Bereiten Sie den PCR-Mastermix vor, der die Proben-DNA (1–100 ng), Primer, Sonde und Tröpfchenerzeugungsöl enthält. Für die digitale Tröpfchen-PCR (ddPCR) laden Sie die Mischung in einen Tröpfchengenerator, der die Probe in etwa 20.000 gleichmäßige Nanoliter-Tröpfchen in einer Wasser-in-Öl-Emulsion aufteilt. Bei der Chip-basierten dPCR wird die Probe in einen Mikrofluidik-Chip mit vorgefertigten Mikrovertiefungen (typischerweise etwa 20.000 Vertiefungen) geladen.
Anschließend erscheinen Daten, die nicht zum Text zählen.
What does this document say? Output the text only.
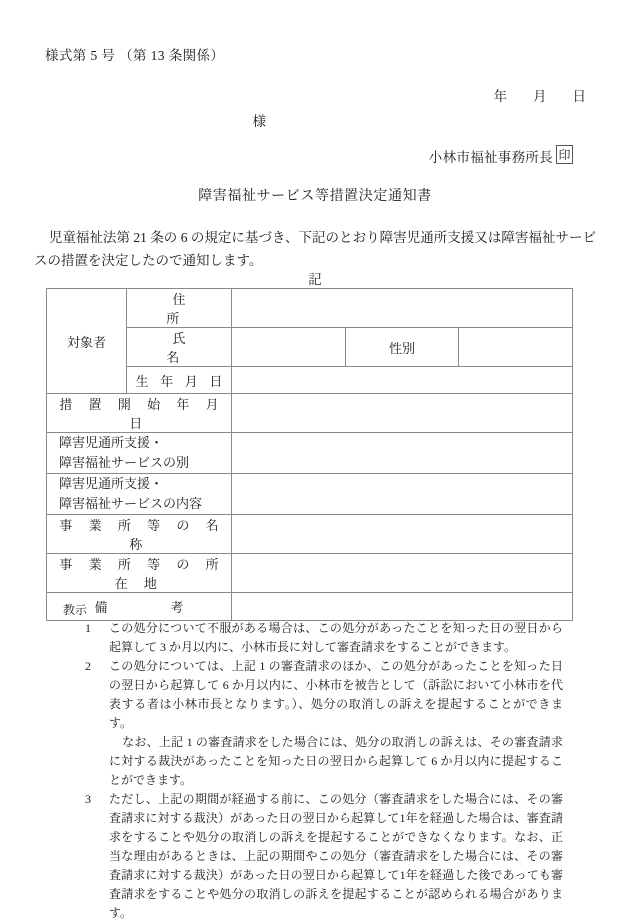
様式第 5 号 （第 13 条関係）
年 月 日
様
小林市福祉事務所長 印
障害福祉サービス等措置決定通知書
児童福祉法第 21 条の 6 の規定に基づき、下記のとおり障害児通所支援又は障害福祉サービスの措置を決定したので通知します。
記
対象者	住　　所			

	氏　　名		性別	

	生 年 月 日			

措 置 開 始 年 月 日				

障害児通所支援・
障害福祉サービスの別				

障害児通所支援・
障害福祉サービスの内容				

事 業 所 等 の 名 称				

事 業 所 等 の 所 在 地				

備　　考				

教示
1	この処分について不服がある場合は、この処分があったことを知った日の翌日から起算して 3 か月以内に、小林市長に対して審査請求をすることができます。
2	この処分については、上記 1 の審査請求のほか、この処分があったことを知った日の翌日から起算して 6 か月以内に、小林市を被告として（訴訟において小林市を代表する者は小林市長となります。）、処分の取消しの訴えを提起することができます。
なお、上記 1 の審査請求をした場合には、処分の取消しの訴えは、その審査請求に対する裁決があったことを知った日の翌日から起算して 6 か月以内に提起することができます。
3	ただし、上記の期間が経過する前に、この処分（審査請求をした場合には、その審査請求に対する裁決）があった日の翌日から起算して1年を経過した場合は、審査請求をすることや処分の取消しの訴えを提起することができなくなります。なお、正当な理由があるときは、上記の期間やこの処分（審査請求をした場合には、その審査請求に対する裁決）があった日の翌日から起算して1年を経過した後であっても審査請求をすることや処分の取消しの訴えを提起することが認められる場合があります。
Übertragen Sie die aufgeteilte Probe in einen Thermocycler und verstärken Sie sie unter Standard-Cycling-Bedingungen bis zum Endpunkt. Lesen Sie nach der Verstärkung die Fluoreszenz jeder Partition mit einem speziellen Lesegerät ab. Partitionen mit Ziel-DNA zeigen eine Fluoreszenz oberhalb eines manuell eingestellten Schwellenwerts und werden als positiv bewertet. Wenden Sie die Poisson-Statistik an: λ = −ln(1 − p) wobei p der Anteil der positiven Partitionen ist; Die absolute Zielkonzentration (Kopien/µL) ist λ dividiert durch das Partitionsvolumen. Verwenden Sie für eine zuverlässige Quantifizierung mindestens 10.000 akzeptierte Partitionen. Fügen Sie eine Kontrolle ohne Vorlage und eine Positivkontrolle mit bekannter Kopiennummer hinzu. Für den Nachweis seltener Mutationen verwenden Sie zwei Fluoreszenzsonden – eine mit FAM markierte Wildtyp-Sonde und eine mit HEX markierte Mutantensonde –, um Mutanten- und Wildtyp-Moleküle in derselben Reaktion zu unterscheiden.

Reale Anwendung

Bei der Flüssigbiopsie zur Krebsüberwachung erkennt ddPCR zirkulierende Tumor-DNA-Mutationen (ctDNA) wie EGFR T790M bei nichtkleinzelligem Lungenkrebs. Aus dem Blut wird Plasma-DNA (10 ng) extrahiert und mit mutationsspezifischen Sonden analysiert. ddPCR löst mutierte Allelfrequenzen von nur 0,01 % auf, was weit unter der Nachweisgrenze der Sanger-Sequenzierung liegt. Die absolute Kopienzahl mutierter Moleküle pro ml Plasma wird berechnet, was eine Längsverfolgung der Tumorlast und eine frühzeitige Erkennung von Behandlungsresistenzen ermöglicht.